La constitutionnalisation de l’état d’urgence, une triple défaite pour notre démocratie

Zu Gast am Land

La Chambre des députés peine depuis des années à procéder à une révision d’ensemble de notre Constitution, afin d’en adapter le texte, largement archaïque, aux exigences démocratiques, sociales et écologiques du XXIe siècle. Il aura fallu moins d’un an et demi aux députés de la majorité, avec la complicité d’abord hésitante puis assumée du CSV, pour introduire dans notre loi fondamentale une disposition permettant à l’exécutif d’étendre considérablement ses pouvoirs à la suite d’événements imprévus – en particulier, d’un éventuel attentat terroriste.

Or l’instauration d’un tel état d’exception national, tel que prévue par la nouvelle version de l’article 32, paragraphe 4, de la Constitution, constitue une triple défaite pour notre État de droit et nos institutions démocratiques.

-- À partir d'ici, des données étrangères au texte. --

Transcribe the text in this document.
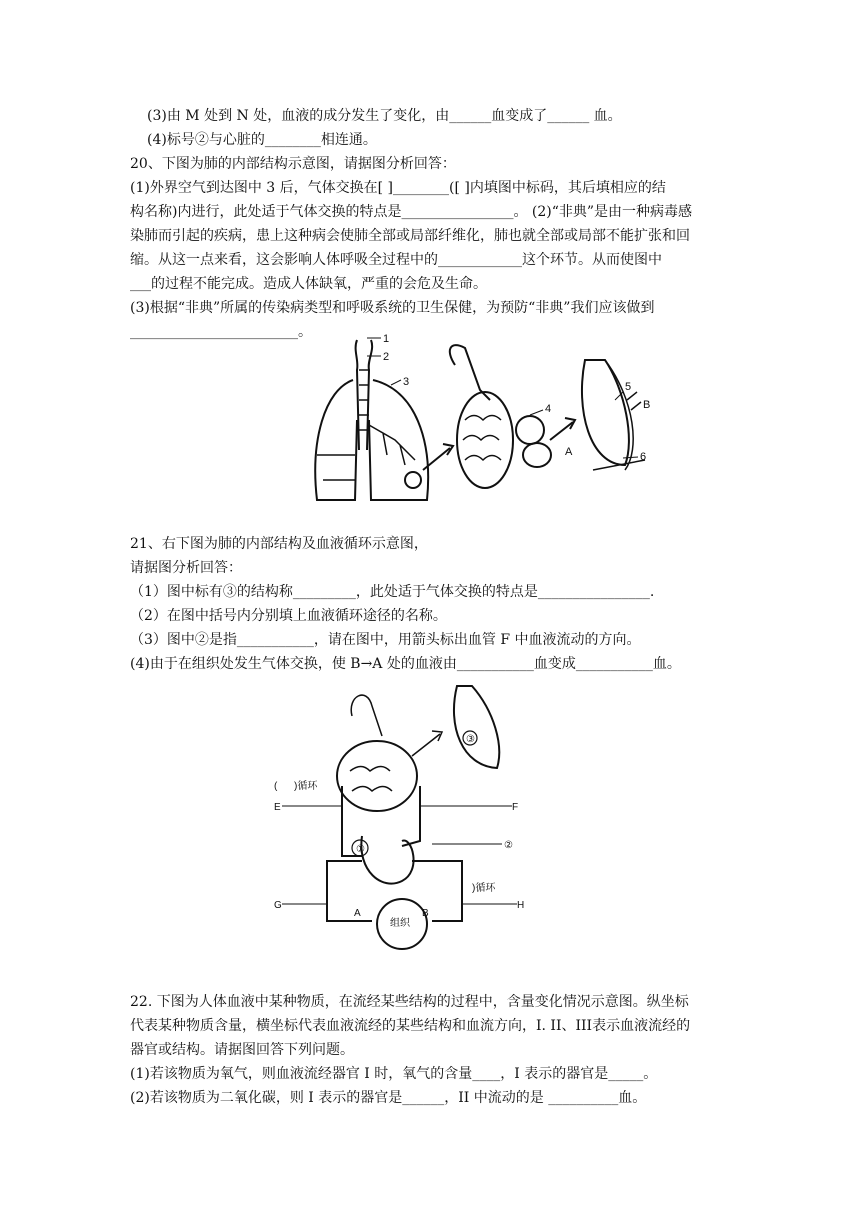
(3)由 M 处到 N 处，血液的成分发生了变化，由______血变成了______ 血。
(4)标号②与心脏的________相连通。
20、下图为肺的内部结构示意图，请据图分析回答：
(1)外界空气到达图中 3 后，气体交换在[ ]________([ ]内填图中标码，其后填相应的结
构名称)内进行，此处适于气体交换的特点是________________。 (2)“非典”是由一种病毒感
染肺而引起的疾病，患上这种病会使肺全部或局部纤维化，肺也就全部或局部不能扩张和回
缩。从这一点来看，这会影响人体呼吸全过程中的____________这个环节。从而使图中
___的过程不能完成。造成人体缺氧，严重的会危及生命。
(3)根据“非典”所属的传染病类型和呼吸系统的卫生保健，为预防“非典”我们应该做到
________________________。	1
2
3
4
5
6
A
B
21、右下图为肺的内部结构及血液循环示意图，
请据图分析回答：
（1）图中标有③的结构称_________，此处适于气体交换的特点是________________.
（2）在图中括号内分别填上血液循环途径的名称。
（3）图中②是指___________，请在图中，用箭头标出血管 F 中血液流动的方向。
(4)由于在组织处发生气体交换，使 B→A 处的血液由___________血变成___________血。
( )循环
E	F
②
①
)循环
G
A
组织
B
H
③
22. 下图为人体血液中某种物质，在流经某些结构的过程中，含量变化情况示意图。纵坐标
代表某种物质含量，横坐标代表血液流经的某些结构和血流方向，I. II、III表示血液流经的
器官或结构。请据图回答下列问题。
(1)若该物质为氧气，则血液流经器官 I 时，氧气的含量____，I 表示的器官是_____。
(2)若该物质为二氧化碳，则 I 表示的器官是______，II 中流动的是 __________血。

Celle-ci réside, tout d’abord, dans le texte même de la révision. Les auteurs de l’article 32, paragraphe 4, ont souligné l’inclusion de nombreux garde-fous dans celui-ci. Or ceux-ci sont largement redondants : en particulier, le principe de proportionnalité, ainsi que le respect dû aux normes constitutionnelles et conventionnelles s’applique de toute façon à chaque fois qu’une liberté fondamentale est en jeu. En réalité, l’impact négatif de la nouvelle disposition constitutionnelle réside dans le principe même de son contenu : désormais, à travers sa Constitution, notre pays rejoint le groupe des États qui, comme la France de la Ve République ou l’Allemagne de Weimar, ont mis à mal la séparation des pouvoirs en permettant à l’exécutif de légiférer par la voie réglementaire, lorsqu’il estime cela nécessaire. Historiquement, ce genre de blanc-seing a eu tendance à favoriser les abus de la part du pouvoir exécutif – ce qui est précisément la raison pour laquelle la Constitution allemande d’aujourd’hui n’en comprend toujours pas, en dépit du contexte sécuritaire actuel.

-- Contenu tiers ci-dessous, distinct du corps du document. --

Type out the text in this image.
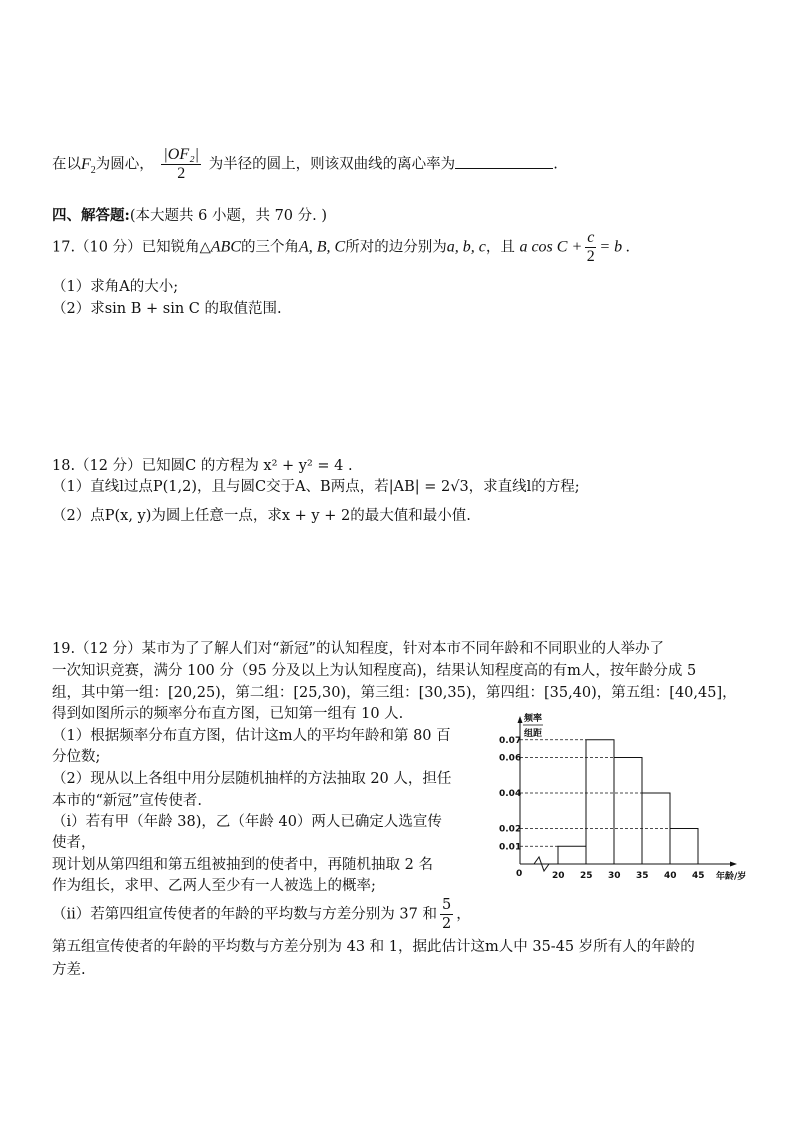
在以$F_2$为圆心， $\frac{\text{|OF₂|}}{2}$ 为半径的圆上，则该双曲线的离心率为	.
四、解答题:(本大题共 6 小题，共 70 分. )
17.（10 分）已知锐角△ABC的三个角A, B, C所对的边分别为a, b, c，且 a $\cos C + \frac{c}{2} = b$ .
（1）求角A的大小;
（2）求sin B + sin C 的取值范围.
18.（12 分）已知圆C 的方程为 x² + y² = 4 .
（1）直线l过点P(1,2)，且与圆C交于A、B两点，若|AB| = 2√3，求直线l的方程;
（2）点P(x, y)为圆上任意一点，求x + y + 2的最大值和最小值.
19.（12 分）某市为了了解人们对“新冠”的认知程度，针对本市不同年龄和不同职业的人举办了
一次知识竞赛，满分 100 分（95 分及以上为认知程度高)，结果认知程度高的有m人，按年龄分成 5
组，其中第一组：[20,25)，第二组：[25,30)，第三组：[30,35)，第四组：[35,40)，第五组：[40,45]，
得到如图所示的频率分布直方图，已知第一组有 10 人.
（1）根据频率分布直方图，估计这m人的平均年龄和第 80 百
分位数;
（2）现从以上各组中用分层随机抽样的方法抽取 20 人，担任
本市的“新冠”宣传使者.
（i）若有甲（年龄 38)，乙（年龄 40）两人已确定人选宣传
使者，
现计划从第四组和第五组被抽到的使者中，再随机抽取 2 名
作为组长，求甲、乙两人至少有一人被选上的概率;
（ii）若第四组宣传使者的年龄的平均数与方差分别为 37 和 $\frac{5}{2}$ ，
第五组宣传使者的年龄的平均数与方差分别为 43 和 1，据此估计这m人中 35-45 岁所有人的年龄的
方差.
频率
组距
0	年龄/岁
0.01
0.02
0.04
0.06
0.07
20 25 30 35 40 45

La deuxième défaite de notre démocratie réside dans la manière dont ce texte a pu voir le jour. Fruit d’une réaction précipitée de certains responsables politiques aux attentats parisiens du 13 novembre 2015, l’idée d’une constitutionnalisation de l’état d’urgence aurait pu être jugée superflue et abandonnée à de nombreuses occasions : lorsque de nombreux juristes et autres acteurs de la société civile, toutes tendances politiques confondues, en soulignèrent les possibles dangers ; lorsqu’aucun membre de la coalition ni du CSV ne vola publiquement au secours de l’auteur officiel de la proposition, M. Alex Bodry ; lorsque le Conseil d’État, dans son premier avis, en fit une critique cinglante. Rien n’y fit : contre vents et marées, la proposition fut maintenue. Le Parlement démontra, une fois de plus, son incapacité à jouer son rôle de contrepoids à l’égard de l’exécutif.

La constitutionnalisation de l’état d’urgence renferme en son sein une troisième défaite pour la démocratie dont on ne peut qu’espérer qu’elle ne se matérialise jamais. Celle-ci réside dans la manière dont l’existence même d’un état d’urgence doit nécessairement conduire à une surenchère sécuritaire en cas d’attentat, même de faible ampleur : les responsables politiques qui refuseront d’utiliser cet outil risquent en effet de passer pour de dangereux laxistes. Le Bommeleeër en rêvait, la majorité actuelle et le CSV l’ont réalisé : désormais, il suffit d’organiser un attentat pour obtenir, presque mécaniquement, la suspension de la séparation des pouvoirs.